TRIBUNNEWS.COM, JAKARTA - Tanpa menunggu hasil sidang Majelis Kehormatan Dewan (MKD), Kejaksaan Agung gerak cepat menyelidiki rekaman percakapan Ketua DPR, Setya Novanto (Setnov atau SN) dengan petinggi PT Freeport Indonesia dan seorang pengusaha minyak Reza Chalid.
Padahal dua institusi penegak hukum lainnya yaitu, Polri dan KPK memilih menunggu hasil sidang MKD.
Tapi Kejaksaan Agung (Kejagung) malah mengabaikan apapun putusan hasil sidang MKD yang saat ini tengah berlangsung.

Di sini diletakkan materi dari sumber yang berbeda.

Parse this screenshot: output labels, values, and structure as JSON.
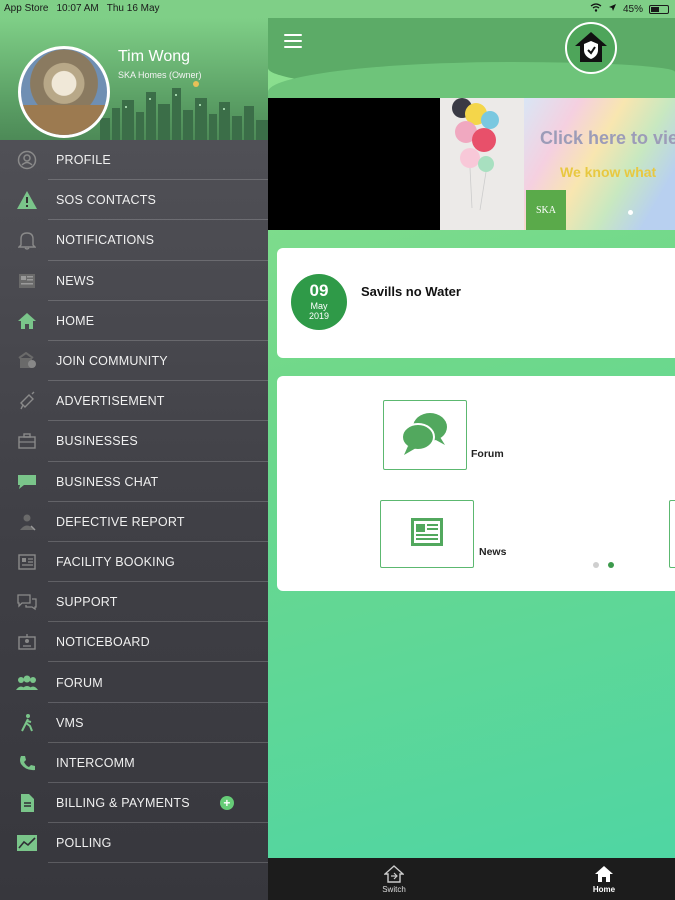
{
  "status_bar": {
    "carrier": "App Store",
    "time": "10:07 AM",
    "date": "Thu 16 May",
    "battery": "45%"
  },
  "drawer": {
    "user": {
      "name": "Tim Wong",
      "subtitle": "SKA Homes (Owner)"
    },
    "menu_items": [
      {
        "label": "PROFILE",
        "icon": "profile-icon"
      },
      {
        "label": "SOS CONTACTS",
        "icon": "warning-icon"
      },
      {
        "label": "NOTIFICATIONS",
        "icon": "bell-icon"
      },
      {
        "label": "NEWS",
        "icon": "news-icon"
      },
      {
        "label": "HOME",
        "icon": "home-icon"
      },
      {
        "label": "JOIN COMMUNITY",
        "icon": "community-icon"
      },
      {
        "label": "ADVERTISEMENT",
        "icon": "megaphone-icon"
      },
      {
        "label": "BUSINESSES",
        "icon": "briefcase-icon"
      },
      {
        "label": "BUSINESS CHAT",
        "icon": "chat-icon"
      },
      {
        "label": "DEFECTIVE REPORT",
        "icon": "report-icon"
      },
      {
        "label": "FACILITY BOOKING",
        "icon": "booking-icon"
      },
      {
        "label": "SUPPORT",
        "icon": "support-icon"
      },
      {
        "label": "NOTICEBOARD",
        "icon": "noticeboard-icon"
      },
      {
        "label": "FORUM",
        "icon": "forum-icon"
      },
      {
        "label": "VMS",
        "icon": "walker-icon"
      },
      {
        "label": "INTERCOMM",
        "icon": "phone-icon"
      },
      {
        "label": "BILLING & PAYMENTS",
        "icon": "document-icon"
      },
      {
        "label": "POLLING",
        "icon": "chart-icon"
      }
    ],
    "billing_plus": "+"
  },
  "banner": {
    "headline": "Click here to vie",
    "tagline": "We know what",
    "badge": "SKA"
  },
  "news_card": {
    "day": "09",
    "month": "May",
    "year": "2019",
    "title": "Savills no Water"
  },
  "features": {
    "forum_label": "Forum",
    "news_label": "News"
  },
  "tab_bar": {
    "switch_label": "Switch",
    "home_label": "Home"
  },
  "colors": {
    "accent_green": "#2f9a48",
    "header_green": "#5cab67",
    "drawer_bg": "#3f3f45"
  }
}
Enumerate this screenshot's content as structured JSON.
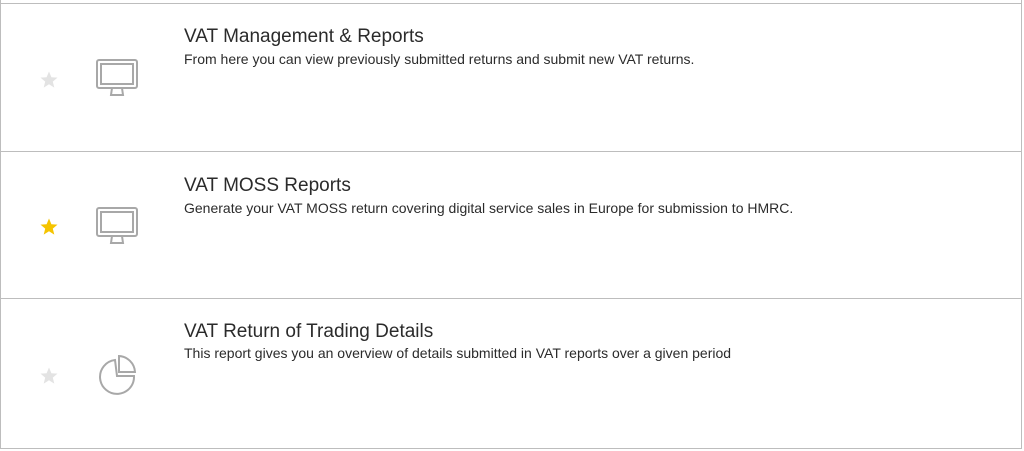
{
  "reports": [
    {
      "title": "VAT Management & Reports",
      "description": "From here you can view previously submitted returns and submit new VAT returns.",
      "favourite": false,
      "icon": "monitor-icon"
    },
    {
      "title": "VAT MOSS Reports",
      "description": "Generate your VAT MOSS return covering digital service sales in Europe for submission to HMRC.",
      "favourite": true,
      "icon": "monitor-icon"
    },
    {
      "title": "VAT Return of Trading Details",
      "description": "This report gives you an overview of details submitted in VAT reports over a given period",
      "favourite": false,
      "icon": "pie-chart-icon"
    }
  ],
  "colors": {
    "star_active": "#f5c400",
    "star_inactive": "#e3e3e3",
    "icon_stroke": "#a8a8a8",
    "divider": "#bdbdbd",
    "text": "#2b2b2b"
  }
}
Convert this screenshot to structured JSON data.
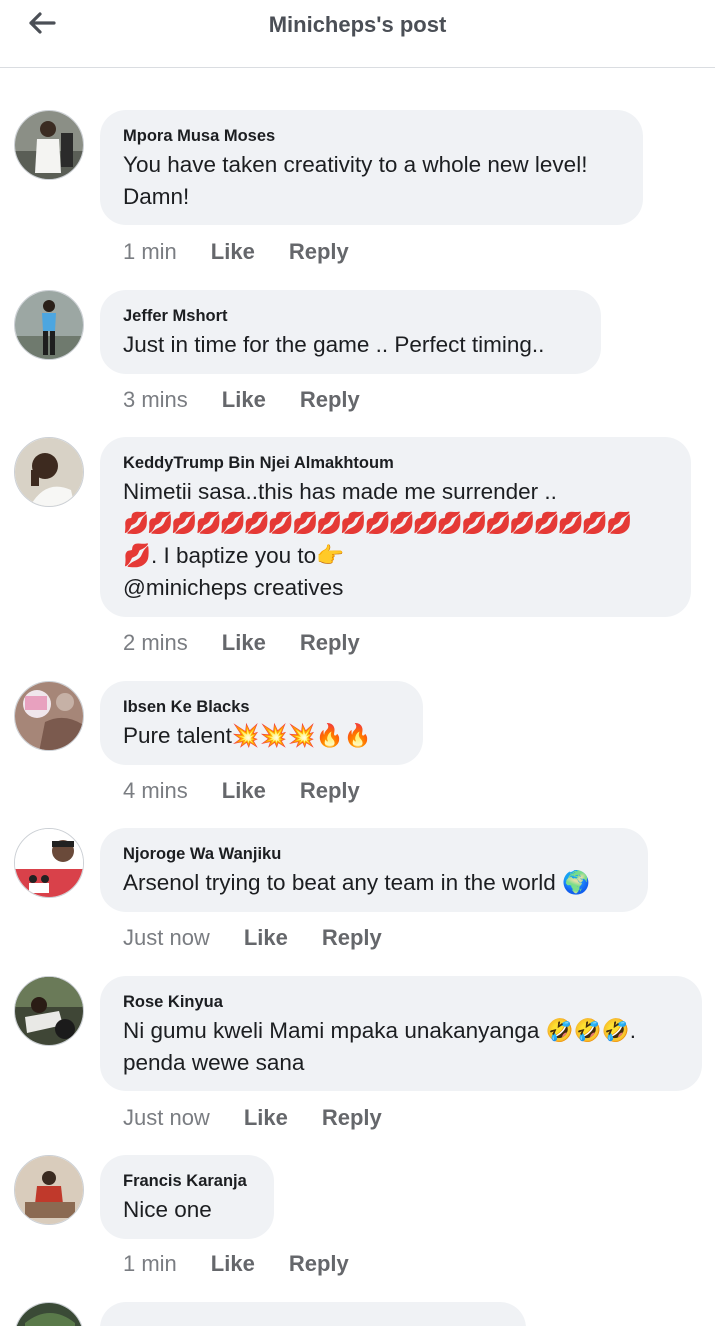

Dalam penyelidikan awal, Kejagung menduga Setnov dan pengusaha Riza Chalid melakukan pemufakatan jahat hingga berujung tindak pidana korupsi sesuai Pasal 15 Undang-Undang Nomor 31 tahun 1999 tentang Pemberantasan Tindak Pidana Korupsi.
Menurut pengamat hukum Universitas Airlangga Ahmad Mukhlis, upaya Kejagung yang ngotot menangani kasus SN merupakan upaya Kejagung dalam memperbaiki citranya.
"Kejaksaan seperti tebang pilih perkara. Ketika masih banyak kasus korupsi yang mangkrak, kejaksaan malah menjadikan momen kasus SN untuk perbaikan citra. Padahal masih banyak kasus yang lebih penting ketimbang kasus SN," tegas Mukhlis kepada wartawan, Kamis (3/12/2015).
Diutarakan Mukhlis apabila kejaksaan tidak ingin tebang pilih dalam penanganan kasus dugaan korupsi, seharusnya Kejaksaan segera memeriksa oknum jaksa yang disebut-sebut dalam persidangan dugaan suap kasus Bansos Pemprov Sumatera Utara.
"Kalau mengacu pada rekaman, apakah SN sudah mengakui? Kejagung semangat sekali menyelidiki kasus tersebut. Berbeda dengan kesaksian terdakwa atau saksi kasus Bansos yang mengutarakan telah memberikan uang untuk oknum jaksa di Kejagung. Apakah Jampidsus melakukan perlakuan yang sama?," tutur Mukhlis.
Mukhlis melanjutkan sikap Polri maupun KPK yang memilih menunggu putusan MKD adalah tepat. Sebagai penegak hukum, baiknya kejaksaan harusnya menunggu MKD mengeluarkan putusan.
"Jika kejaksaan memaksakan untuk menyelidiki kasus SN saat ini, sama saja berkonspirasi untuk intervensi sidang MKD," tambahnya.